Nowhere is prompt and effective medical treatment more important than on the battlefield, where injuries are severe and conditions dangerous. DARPA thinks that outcomes can be improved by the use of intelligent bandages and other systems that predict and automatically react to the patient’s needs.
Ordinary cuts and scrapes just need a bit of shelter and time and your amazing immune system takes care of things. But soldiers not only receive far graver wounds, but under complex conditions that are not just a barrier to healing but unpredictably so.
DARPA’s Bioelectronics for Tissue Regeneration program, or BETR, will help fund new treatments and devices that “closely track the progress of the wound and then stimulate healing processes in real time to optimize tissue repair and regeneration.”
“Wounds are living environments and the conditions change quickly as cells and tissues communicate and attempt to repair,” said Paul Sheehan, BETR program manager, in a DARPA news release. “An ideal treatment would sense, process, and respond to these changes in the wound state and intervene to correct and speed recovery. For example, we anticipate interventions that modulate immune response, recruit necessary cell types to the wound, or direct how stem cells differentiate to expedite healing.”
It’s not hard to imagine what these interventions might comprise. Smart watches are capable of monitoring several vital signs already, and in fact have alerted users to such things as heart rate irregularities. A smart bandage would use any signal it can collect — “optical, biochemical, bioelectronic, or mechanical” — to monitor the patient and either recommend or automatically adjust treatment.
A simple example might be a wound that the bandage detects from certain chemical signals is becoming infected with a given kind of bacteria. It can then administer the correct antibiotic in the correct dose and stop when necessary rather than wait for a prescription. Or if the bandage detects shearing force and then an increase in heart rate, it’s likely the patient has been moved and is in pain — out come the painkillers. Of course all this information would be relayed to the caregiver.

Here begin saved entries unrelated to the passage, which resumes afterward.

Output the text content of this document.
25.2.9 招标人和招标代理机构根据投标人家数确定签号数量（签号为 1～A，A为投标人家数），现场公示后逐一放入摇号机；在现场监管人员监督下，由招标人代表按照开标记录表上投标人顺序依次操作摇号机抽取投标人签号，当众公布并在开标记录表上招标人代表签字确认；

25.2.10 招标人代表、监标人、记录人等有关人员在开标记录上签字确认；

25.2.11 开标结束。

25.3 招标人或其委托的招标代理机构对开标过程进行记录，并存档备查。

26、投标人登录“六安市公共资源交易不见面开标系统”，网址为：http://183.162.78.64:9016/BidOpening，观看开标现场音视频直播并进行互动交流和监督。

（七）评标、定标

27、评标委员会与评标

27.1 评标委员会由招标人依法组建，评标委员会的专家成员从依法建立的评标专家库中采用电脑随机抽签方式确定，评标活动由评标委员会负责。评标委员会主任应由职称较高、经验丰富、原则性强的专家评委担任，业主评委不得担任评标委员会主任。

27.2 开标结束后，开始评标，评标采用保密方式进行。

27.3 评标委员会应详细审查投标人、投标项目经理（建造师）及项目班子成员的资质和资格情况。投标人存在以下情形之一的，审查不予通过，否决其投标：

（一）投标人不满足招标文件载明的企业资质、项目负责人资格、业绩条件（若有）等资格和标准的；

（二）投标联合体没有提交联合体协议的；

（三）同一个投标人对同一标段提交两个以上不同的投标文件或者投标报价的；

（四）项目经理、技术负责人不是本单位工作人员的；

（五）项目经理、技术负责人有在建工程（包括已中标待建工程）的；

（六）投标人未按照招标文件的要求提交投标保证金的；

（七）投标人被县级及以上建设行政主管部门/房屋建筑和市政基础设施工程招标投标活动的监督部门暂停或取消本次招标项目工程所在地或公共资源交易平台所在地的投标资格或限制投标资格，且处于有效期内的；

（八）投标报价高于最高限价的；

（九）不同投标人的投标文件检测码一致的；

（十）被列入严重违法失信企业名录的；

This system may require some degree of artificial intelligence, although of course it would have to be pretty limited. But biological signals can be noisy and machine learning is a powerful tool for sorting through that kind of data.
BETR is a four-year program, during which DARPA hopes that it can spur innovation in the space and create a “closed-loop, adaptive system” that improves outcomes significantly. There’s a further ask to have a system that addresses osseointegration surgery for prosthetics fitting — a sad necessity for many serious injuries incurred during combat.
One hopes that the technology will trickle down, of course, but let’s not get ahead of ourselves. It’s all largely theoretical for now, though it seems more than possible that the pieces could come together well ahead of the deadline.